4. Real love is based on shared values and a solid
friendship. You genuinely like each other (even though you
might not like everything about your partner).
5. Real love is action. Real love asks that you give even when
you don’t feel like giving (in a healthy way, not a codependent
way). Real love is more concerned with how you can give to
your partner than what you can get from him or her.
6. Real love is a spiritual practice in that your focus is not
how you can change your partner to alleviate your anger,
pain, or annoyance but how you can assume full
responsibility for those feelings and find healthy and
constructive ways to attend to them . When you change in
positive ways, the relationship will positively change as well. Real
love is a lifelong practice.

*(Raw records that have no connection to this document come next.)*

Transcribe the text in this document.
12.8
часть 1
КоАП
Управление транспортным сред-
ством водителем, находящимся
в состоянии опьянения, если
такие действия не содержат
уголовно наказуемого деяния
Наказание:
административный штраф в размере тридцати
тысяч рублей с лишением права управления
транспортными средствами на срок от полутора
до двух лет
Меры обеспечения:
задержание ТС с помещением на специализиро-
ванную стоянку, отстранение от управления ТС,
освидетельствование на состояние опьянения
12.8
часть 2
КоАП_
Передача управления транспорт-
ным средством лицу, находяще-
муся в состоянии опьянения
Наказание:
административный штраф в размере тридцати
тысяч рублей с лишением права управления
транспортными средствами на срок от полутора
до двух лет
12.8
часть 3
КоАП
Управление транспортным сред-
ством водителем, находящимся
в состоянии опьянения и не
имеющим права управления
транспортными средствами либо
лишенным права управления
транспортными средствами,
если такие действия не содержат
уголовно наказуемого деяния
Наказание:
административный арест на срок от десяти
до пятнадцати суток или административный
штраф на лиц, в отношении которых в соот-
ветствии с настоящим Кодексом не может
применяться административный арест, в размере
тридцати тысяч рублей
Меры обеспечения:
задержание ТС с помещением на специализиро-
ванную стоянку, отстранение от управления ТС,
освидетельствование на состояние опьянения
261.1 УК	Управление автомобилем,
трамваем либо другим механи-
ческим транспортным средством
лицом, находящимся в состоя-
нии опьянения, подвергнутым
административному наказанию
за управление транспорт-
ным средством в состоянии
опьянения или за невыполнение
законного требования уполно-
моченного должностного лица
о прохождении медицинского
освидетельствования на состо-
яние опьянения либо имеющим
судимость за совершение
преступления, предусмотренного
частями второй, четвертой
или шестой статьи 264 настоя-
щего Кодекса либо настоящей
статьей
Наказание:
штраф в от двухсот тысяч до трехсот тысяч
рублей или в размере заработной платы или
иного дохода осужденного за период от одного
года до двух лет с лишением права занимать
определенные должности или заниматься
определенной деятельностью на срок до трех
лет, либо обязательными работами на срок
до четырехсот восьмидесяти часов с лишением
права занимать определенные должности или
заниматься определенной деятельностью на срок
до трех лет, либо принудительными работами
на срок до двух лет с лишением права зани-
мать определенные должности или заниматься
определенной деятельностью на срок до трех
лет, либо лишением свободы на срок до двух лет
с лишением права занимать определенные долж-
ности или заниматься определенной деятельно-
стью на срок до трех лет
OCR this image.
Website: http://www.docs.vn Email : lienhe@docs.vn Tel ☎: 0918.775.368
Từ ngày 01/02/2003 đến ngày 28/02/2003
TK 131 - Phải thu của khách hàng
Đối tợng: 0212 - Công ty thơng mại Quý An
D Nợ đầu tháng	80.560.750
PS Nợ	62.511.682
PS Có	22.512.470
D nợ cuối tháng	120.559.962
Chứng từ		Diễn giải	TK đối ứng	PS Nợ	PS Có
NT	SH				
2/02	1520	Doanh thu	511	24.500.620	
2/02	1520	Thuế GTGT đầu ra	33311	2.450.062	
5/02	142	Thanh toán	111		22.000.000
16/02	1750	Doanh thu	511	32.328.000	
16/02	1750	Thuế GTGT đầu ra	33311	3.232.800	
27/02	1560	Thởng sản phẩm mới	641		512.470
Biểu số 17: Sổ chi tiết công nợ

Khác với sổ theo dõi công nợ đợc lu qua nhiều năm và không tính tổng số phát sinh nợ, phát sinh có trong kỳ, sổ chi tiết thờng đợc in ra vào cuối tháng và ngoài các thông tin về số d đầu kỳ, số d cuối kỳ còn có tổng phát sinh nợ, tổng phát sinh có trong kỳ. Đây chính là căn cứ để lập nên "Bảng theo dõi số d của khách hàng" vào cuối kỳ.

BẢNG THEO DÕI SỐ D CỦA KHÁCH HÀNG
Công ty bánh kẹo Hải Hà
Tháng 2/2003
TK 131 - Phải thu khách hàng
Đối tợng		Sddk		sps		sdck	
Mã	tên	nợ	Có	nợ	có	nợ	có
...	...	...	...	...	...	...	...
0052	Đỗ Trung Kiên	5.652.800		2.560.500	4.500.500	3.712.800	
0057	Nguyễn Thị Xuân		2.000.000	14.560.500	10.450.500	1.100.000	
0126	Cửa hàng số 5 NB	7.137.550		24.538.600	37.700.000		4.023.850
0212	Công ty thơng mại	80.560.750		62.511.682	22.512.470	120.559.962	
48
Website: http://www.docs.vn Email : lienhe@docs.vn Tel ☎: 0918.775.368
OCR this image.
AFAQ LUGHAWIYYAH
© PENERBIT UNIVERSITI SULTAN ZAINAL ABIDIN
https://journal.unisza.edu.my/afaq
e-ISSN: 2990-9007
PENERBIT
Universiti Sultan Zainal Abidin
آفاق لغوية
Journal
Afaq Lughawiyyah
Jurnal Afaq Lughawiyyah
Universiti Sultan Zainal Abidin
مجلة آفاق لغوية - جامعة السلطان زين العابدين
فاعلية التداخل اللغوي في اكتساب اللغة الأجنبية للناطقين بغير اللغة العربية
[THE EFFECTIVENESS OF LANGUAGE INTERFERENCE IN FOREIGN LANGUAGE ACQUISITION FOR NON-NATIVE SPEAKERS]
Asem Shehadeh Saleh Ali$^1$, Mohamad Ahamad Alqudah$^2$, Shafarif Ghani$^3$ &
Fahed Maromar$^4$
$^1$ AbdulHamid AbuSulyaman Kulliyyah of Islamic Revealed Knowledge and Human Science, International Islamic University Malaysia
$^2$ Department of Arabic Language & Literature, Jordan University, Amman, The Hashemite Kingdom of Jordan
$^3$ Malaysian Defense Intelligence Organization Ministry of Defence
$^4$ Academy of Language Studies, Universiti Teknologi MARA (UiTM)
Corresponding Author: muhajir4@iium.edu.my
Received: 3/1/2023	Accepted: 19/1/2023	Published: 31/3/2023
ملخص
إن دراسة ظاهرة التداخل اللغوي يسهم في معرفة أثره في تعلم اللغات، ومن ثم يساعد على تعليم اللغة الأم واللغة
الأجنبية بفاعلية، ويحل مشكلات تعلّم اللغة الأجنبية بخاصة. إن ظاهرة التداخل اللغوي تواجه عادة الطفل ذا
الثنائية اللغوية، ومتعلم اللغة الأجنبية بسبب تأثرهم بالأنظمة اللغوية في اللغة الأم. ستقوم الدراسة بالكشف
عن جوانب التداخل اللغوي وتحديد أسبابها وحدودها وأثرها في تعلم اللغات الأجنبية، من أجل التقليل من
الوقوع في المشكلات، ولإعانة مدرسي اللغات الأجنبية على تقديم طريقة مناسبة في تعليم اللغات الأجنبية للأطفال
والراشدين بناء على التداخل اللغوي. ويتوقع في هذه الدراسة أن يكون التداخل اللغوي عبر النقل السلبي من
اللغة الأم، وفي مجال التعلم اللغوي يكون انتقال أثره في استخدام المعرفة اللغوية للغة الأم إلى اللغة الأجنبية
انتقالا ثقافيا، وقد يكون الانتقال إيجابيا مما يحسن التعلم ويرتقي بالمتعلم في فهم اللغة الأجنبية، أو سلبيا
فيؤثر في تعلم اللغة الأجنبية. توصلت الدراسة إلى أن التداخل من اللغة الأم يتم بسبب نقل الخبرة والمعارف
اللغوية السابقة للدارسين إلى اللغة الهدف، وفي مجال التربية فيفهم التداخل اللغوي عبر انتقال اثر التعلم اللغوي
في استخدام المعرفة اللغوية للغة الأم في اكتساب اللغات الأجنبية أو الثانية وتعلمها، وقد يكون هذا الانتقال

You’re not expected to know how to
give and receive real love at the onset of marriage, but are
expected to work at it so that over the course of your life together
your capacity to love grows.
So the next time you watch a romantic comedy and find yourself
doubting if you love your wonderful, supportive, honest, loving
partner enough, read over this list and see if your anxiety finds
containment as you redefine what love really is.
Re: Do We Still Fall In Love? Or Infatuation? by Nobody: 11:47pm On Nov 19, 2014
Mine actually started with infatuation before graduating to love
Re: Do We Still Fall In Love? Or Infatuation? by AntiWomanWrapin: 11:48pm On Nov 19, 2014
boring write up undecided
Re: Do We Still Fall In Love? Or Infatuation? by kennynelcon(m): 5:04am On Nov 20, 2014
long text...We still fall in love.
Re: Do We Still Fall In Love? Or Infatuation? by happykidArotiba(m): 5:13am On Nov 20, 2014
Yes, we still do, just that most times it starts up with infatuation, and it ends up in love.
Re: Do We Still Fall In Love? Or Infatuation? by major466(m): 8:00am On Nov 20, 2014
Fantastic article. A perfect definition of Eloquence.
Romantic movies and Novels are wrecking more havoc in marriages. Infatuation is the base of most relationship. Romantic relationship is a fiction.

1 Like

Re: Do We Still Fall In Love? Or Infatuation? by Freshtomato(f): 8:04am On Nov 20, 2014
I tried to read it. I really did. But it is just too long cry
Re: Do We Still Fall In Love? Or Infatuation? by BreezyRita(f): 8:11am On Nov 20, 2014
I almost finished reading it but I decided to comment......
Crux: People fall in love
Re: Do We Still Fall In Love? Or Infatuation? by tmx21(m): 5:16pm On Nov 20, 2014
Freshtomato:
I tried to read it. I really did. But it is just too long cry
aww sorry, i'll post another article but not the long type. Hop you'll follow it.